As a fan of the writer Karen Armstrong -- a former nun who has become one of the leading authorities on religion and its deformation in the modern world -- I was intrigued to learn of an initiative she has just launched: no less than a global charter calling for the restoration of the principle of compassion. It is backed by the Dalai Lama, Desmond Tutu, and other world worthies.
There's a danger that such all-inclusive single ideas aimed at uniting the world melt into glibness: is there a hint here of the Enlightenment project, which sought to create a universal "reasonable" religion, and ended up eviscerating all that was best in faith?
Actually I think the Charter -- read it here or watch it being voiced in a clever video -- escapes this danger, because it is written by a woman who deeply respects and understands religion.

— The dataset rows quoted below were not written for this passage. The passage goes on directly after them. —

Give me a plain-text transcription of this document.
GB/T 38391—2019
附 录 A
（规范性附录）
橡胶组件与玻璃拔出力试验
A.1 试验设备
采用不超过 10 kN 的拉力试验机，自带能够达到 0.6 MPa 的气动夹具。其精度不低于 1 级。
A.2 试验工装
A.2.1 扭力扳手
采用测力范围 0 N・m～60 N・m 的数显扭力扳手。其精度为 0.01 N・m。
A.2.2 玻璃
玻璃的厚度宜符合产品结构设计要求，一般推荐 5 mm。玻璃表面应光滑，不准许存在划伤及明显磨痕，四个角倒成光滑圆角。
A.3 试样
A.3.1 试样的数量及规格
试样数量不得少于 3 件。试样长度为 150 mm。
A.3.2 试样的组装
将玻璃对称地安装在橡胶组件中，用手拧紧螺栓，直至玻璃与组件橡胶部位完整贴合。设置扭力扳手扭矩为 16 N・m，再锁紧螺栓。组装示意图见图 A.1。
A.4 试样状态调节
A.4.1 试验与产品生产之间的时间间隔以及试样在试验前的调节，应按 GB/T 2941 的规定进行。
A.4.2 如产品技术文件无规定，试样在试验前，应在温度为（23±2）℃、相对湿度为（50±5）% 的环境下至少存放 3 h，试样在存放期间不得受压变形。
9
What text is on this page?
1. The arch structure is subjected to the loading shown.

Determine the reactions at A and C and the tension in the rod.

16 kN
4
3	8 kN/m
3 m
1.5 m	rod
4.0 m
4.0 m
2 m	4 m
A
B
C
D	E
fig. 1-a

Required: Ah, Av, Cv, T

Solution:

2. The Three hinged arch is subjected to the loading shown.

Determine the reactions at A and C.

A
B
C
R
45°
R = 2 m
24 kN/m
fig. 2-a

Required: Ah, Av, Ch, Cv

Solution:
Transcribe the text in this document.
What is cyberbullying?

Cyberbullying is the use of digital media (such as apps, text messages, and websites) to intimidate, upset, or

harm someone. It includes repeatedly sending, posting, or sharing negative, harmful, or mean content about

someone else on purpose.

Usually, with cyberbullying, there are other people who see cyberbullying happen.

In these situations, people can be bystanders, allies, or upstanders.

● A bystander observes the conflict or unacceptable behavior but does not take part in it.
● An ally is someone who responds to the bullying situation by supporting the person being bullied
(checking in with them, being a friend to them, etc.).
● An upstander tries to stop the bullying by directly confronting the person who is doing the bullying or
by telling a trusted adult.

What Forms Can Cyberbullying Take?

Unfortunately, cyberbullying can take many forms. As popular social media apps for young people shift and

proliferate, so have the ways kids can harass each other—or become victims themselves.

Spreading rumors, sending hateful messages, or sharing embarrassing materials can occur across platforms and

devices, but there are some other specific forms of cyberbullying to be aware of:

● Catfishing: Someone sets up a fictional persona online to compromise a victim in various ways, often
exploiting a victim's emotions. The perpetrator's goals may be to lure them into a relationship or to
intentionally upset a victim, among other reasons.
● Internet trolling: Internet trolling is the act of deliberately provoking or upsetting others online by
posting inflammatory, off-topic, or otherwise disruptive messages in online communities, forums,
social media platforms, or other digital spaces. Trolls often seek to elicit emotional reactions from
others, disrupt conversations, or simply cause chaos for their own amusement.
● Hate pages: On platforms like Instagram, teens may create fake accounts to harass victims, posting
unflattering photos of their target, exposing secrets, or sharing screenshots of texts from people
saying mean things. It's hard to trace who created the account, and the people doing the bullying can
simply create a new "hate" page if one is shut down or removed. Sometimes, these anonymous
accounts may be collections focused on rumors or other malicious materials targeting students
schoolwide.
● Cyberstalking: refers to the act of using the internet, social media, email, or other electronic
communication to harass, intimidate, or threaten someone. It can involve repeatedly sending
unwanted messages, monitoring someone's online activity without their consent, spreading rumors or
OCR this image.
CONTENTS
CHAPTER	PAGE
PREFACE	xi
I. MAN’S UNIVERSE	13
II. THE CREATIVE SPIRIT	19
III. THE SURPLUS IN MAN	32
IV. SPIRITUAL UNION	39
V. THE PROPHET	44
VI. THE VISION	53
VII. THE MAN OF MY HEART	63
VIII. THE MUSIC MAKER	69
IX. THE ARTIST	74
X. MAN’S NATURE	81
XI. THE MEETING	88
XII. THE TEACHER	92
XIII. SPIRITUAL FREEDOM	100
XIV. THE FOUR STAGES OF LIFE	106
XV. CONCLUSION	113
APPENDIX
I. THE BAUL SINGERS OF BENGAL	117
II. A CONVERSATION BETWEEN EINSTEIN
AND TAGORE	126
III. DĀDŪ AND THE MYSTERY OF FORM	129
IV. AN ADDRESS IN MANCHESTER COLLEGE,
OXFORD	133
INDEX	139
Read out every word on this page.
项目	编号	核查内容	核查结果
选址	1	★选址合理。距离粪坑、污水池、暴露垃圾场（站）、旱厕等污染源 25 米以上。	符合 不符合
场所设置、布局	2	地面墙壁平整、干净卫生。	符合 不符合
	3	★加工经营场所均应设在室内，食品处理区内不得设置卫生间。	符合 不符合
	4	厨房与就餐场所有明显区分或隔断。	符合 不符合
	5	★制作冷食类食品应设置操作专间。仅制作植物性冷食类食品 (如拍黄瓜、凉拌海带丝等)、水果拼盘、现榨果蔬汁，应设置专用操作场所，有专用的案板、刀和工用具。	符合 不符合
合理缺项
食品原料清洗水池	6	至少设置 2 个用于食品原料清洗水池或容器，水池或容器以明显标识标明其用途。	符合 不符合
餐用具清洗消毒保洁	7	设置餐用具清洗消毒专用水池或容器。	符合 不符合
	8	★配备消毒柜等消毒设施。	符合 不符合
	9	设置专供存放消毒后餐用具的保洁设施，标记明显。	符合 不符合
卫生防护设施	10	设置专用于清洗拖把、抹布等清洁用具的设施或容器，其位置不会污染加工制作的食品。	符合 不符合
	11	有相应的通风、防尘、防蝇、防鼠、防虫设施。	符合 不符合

One part of it, and I suspect the main motive for the Charter as a whole, is aimed at fundamentalism. The Charter calls for a "return to the ancient principle that any interpretation of scripture that breeds violence, hatred or disdain is illegitimate".The website invites religious leaders to organize a religious service on the principle.
A wise monk once told me that the two core principles of faith were gratitude and compassion. Gratitude is the realisation that all is gift, and therefore we possess nothing in, of or by ourselves. Compassion is the recognition that we are not the centre of the world and that our fulfillment lies in the service of others.
To reduce faith to a set of principles is reductionism. But to detect in all true faiths these core principles -- that's something different. That's the basis of peaceful coexistence.